O'Sullivan and Ekman identified only 50 people as Truth Wizards after testing 20,000 (~0.25%) from all walks of life, including the Secret Service, FBI, sheriffs, police, attorneys, arbitrators, psychologists, students, and many others. Surprisingly, while psychiatrists and law enforcement personnel showed no more aptitude than college freshmen, Secret Service agents were the most skilled.

O'Sullivan remarked, "Our wizards are extraordinarily attuned to detecting the nuances of facial expressions, body language and ways of talking and thinking. Some of them can observe a videotape for a few seconds and amazingly they can describe eight details about the person on the tape."
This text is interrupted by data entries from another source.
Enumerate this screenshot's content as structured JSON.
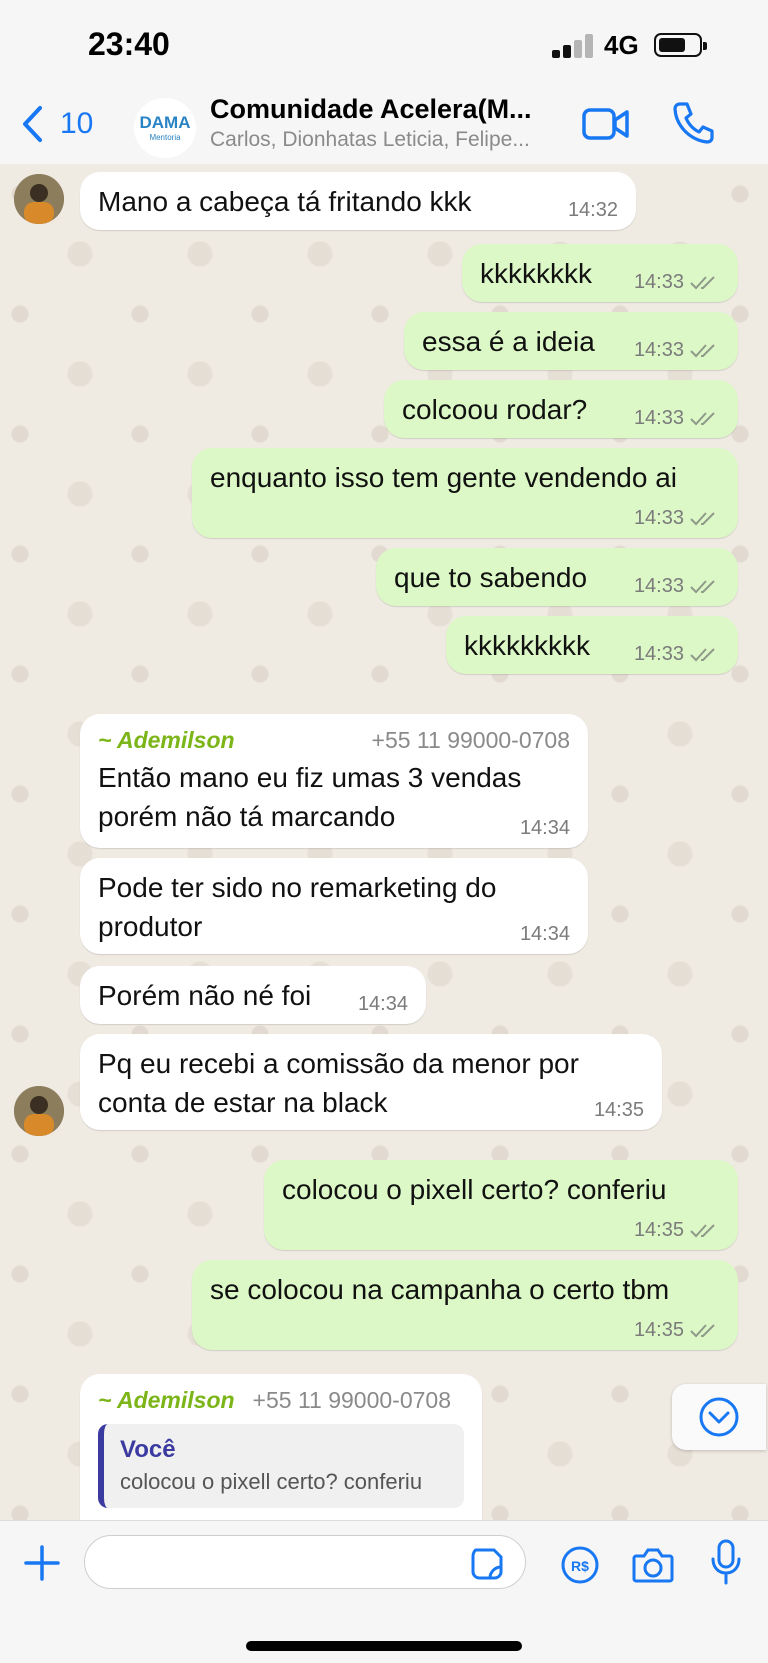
{
  "status_bar": {
    "time": "23:40",
    "network": "4G"
  },
  "header": {
    "back_count": "10",
    "title": "Comunidade Acelera(M...",
    "subtitle": "Carlos, Dionhatas Leticia, Felipe...",
    "avatar_text": "DAMA",
    "avatar_subtext": "Mentoria"
  },
  "messages": [
    {
      "dir": "in",
      "text": "Mano a cabeça tá fritando kkk",
      "time": "14:32"
    },
    {
      "dir": "out",
      "text": "kkkkkkkk",
      "time": "14:33"
    },
    {
      "dir": "out",
      "text": "essa é a ideia",
      "time": "14:33"
    },
    {
      "dir": "out",
      "text": "colcoou rodar?",
      "time": "14:33"
    },
    {
      "dir": "out",
      "text": "enquanto isso tem gente vendendo ai",
      "time": "14:33"
    },
    {
      "dir": "out",
      "text": "que to sabendo",
      "time": "14:33"
    },
    {
      "dir": "out",
      "text": "kkkkkkkkk",
      "time": "14:33"
    },
    {
      "dir": "in",
      "sender": "~ Ademilson",
      "phone": "+55 11 99000-0708",
      "text": "Então mano eu fiz umas 3 vendas porém não tá marcando",
      "time": "14:34"
    },
    {
      "dir": "in",
      "text": "Pode ter sido no remarketing do produtor",
      "time": "14:34"
    },
    {
      "dir": "in",
      "text": "Porém não né foi",
      "time": "14:34"
    },
    {
      "dir": "in",
      "text": "Pq eu recebi a comissão da menor por conta de estar na black",
      "time": "14:35"
    },
    {
      "dir": "out",
      "text": "colocou o pixell certo? conferiu",
      "time": "14:35"
    },
    {
      "dir": "out",
      "text": "se colocou na campanha o certo tbm",
      "time": "14:35"
    },
    {
      "dir": "in",
      "sender": "~ Ademilson",
      "phone": "+55 11 99000-0708",
      "quote_author": "Você",
      "quote_text": "colocou o pixell certo? conferiu"
    }
  ],
  "input": {
    "placeholder": ""
  },
  "colors": {
    "outgoing": "#dcf8c6",
    "incoming": "#ffffff",
    "accent": "#1877f2",
    "sender": "#7cb518"
  },
  "icons": [
    "chevron-left-icon",
    "video-icon",
    "phone-icon",
    "plus-icon",
    "sticker-icon",
    "payment-icon",
    "camera-icon",
    "microphone-icon",
    "chevron-down-icon",
    "double-check-icon"
  ]
}
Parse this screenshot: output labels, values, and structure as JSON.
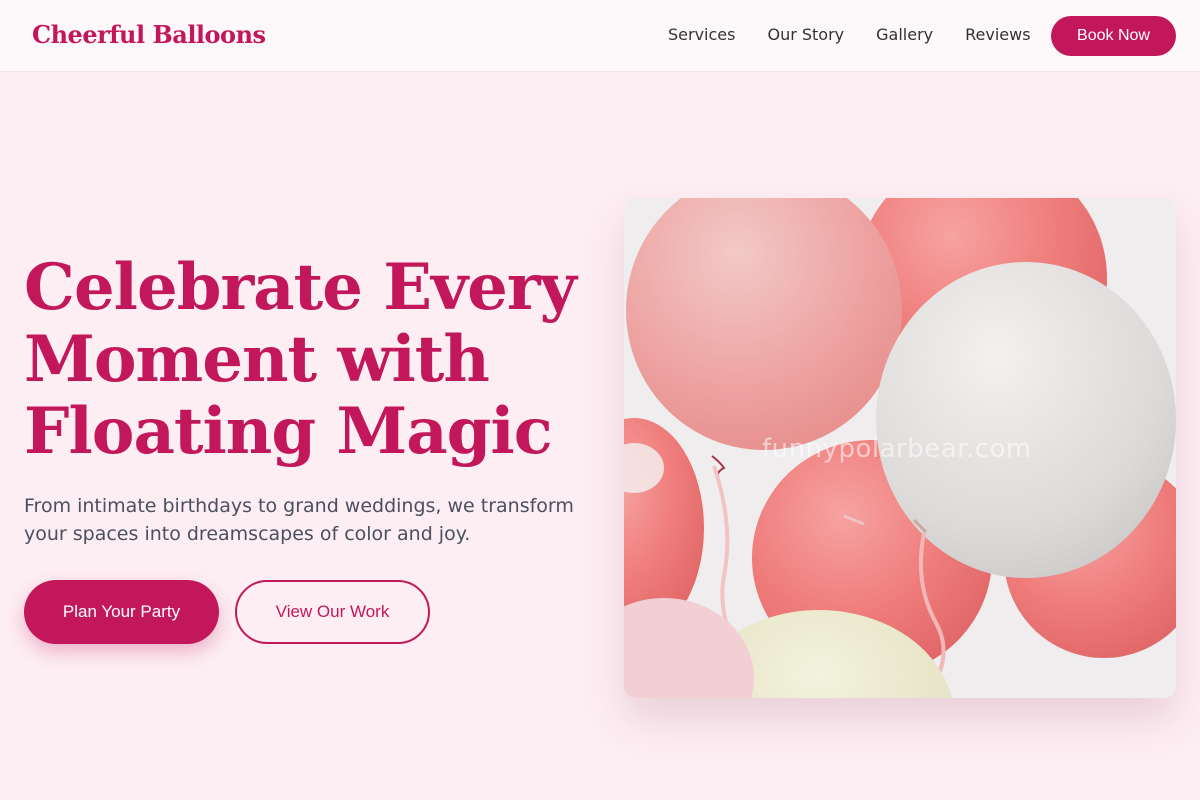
{
  "brand": {
    "name": "Cheerful Balloons"
  },
  "nav": {
    "links": [
      "Services",
      "Our Story",
      "Gallery",
      "Reviews"
    ],
    "cta": "Book Now"
  },
  "hero": {
    "title_lines": [
      "Celebrate Every",
      "Moment with",
      "Floating Magic"
    ],
    "subtitle": "From intimate birthdays to grand weddings, we transform your spaces into dreamscapes of color and joy.",
    "primary_button": "Plan Your Party",
    "secondary_button": "View Our Work",
    "image": {
      "subject": "pink-white-balloons-photo",
      "watermark": "funnypolarbear.com"
    }
  },
  "colors": {
    "accent": "#c2185b",
    "background": "#fdeef3",
    "nav_background": "#fdf8f9",
    "text": "#333333",
    "subtext": "#4a5060"
  }
}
Scientists are currently studying Truth Wizards to identify new ways to spot a liar.

Truth Wizards were reported to use multiple cues when assessing deception rather than relying on a single indicator. Research associated with the project suggested that they paid attention to microexpressions as well as inconsistencies in emotion, body language, and speech.

Ekman said on NPR: "We're still trying to find out how in the world did they learn this skill? Are they the sort of Mozarts of lie detection; they just had it?"

Ekman points out that the success rate of Truth Wizards is "without any specialized training," and claims that anyone can be trained to detect microexpressions, one element used by Truth Wizards to spot deception in some case, and has released a training CD to do that.

== Controversies ==

Psychologists Charles F. Bond and Ahmet Uysal of Texas Christian University criticized the methodology used by Ekman and O'Sullivan and suspected the performance of the reported Truth Wizards to be due to chance (a type I error), concluding that "convincing evidence of lie detection wizardry has never been presented." Gary D. Bond from Winston Salem State University later replicated the experiment using a more rigorous protocol and found two people to be exceptionally fast and accurate at lie detection out of 112 law enforcement officers and 122 undergraduate students, a result consistent with Ekman and O'Sullivan's. Both experts at lie detection were female Native American BIA correctional officers.

O'Sullivan responded to Bond and Uysal in "Unicorns or Tiger Woods: are lie detection experts myths or rarities? A response to on lie detection 'wizards' by Bond and Uysal". Bond and Uysal had critiqued a chapter which discussed the initial stages for a research program under way. They commented on two different issues in particular. Firstly, the scores of any "Truth Wizard" may have been a coincidence and secondly, the procedures used for testing does not meet the standards of classical psychometric class theory. Ekman, Mark Frank and O'Sullivan also published "Reply scoring and reporting: A response to Bond (2008)".

In addition, the methods employed by the original researchers have also come under criticism, with suggestion that methodological techniques and particular results have not been published fully.

== In popular culture ==

Ekman's work is the inspiration for the Fox TV series Lie to Me (2009–2011). One of the show's main characters, Ria Torres, is a "natural", that is, a Truth Wizard.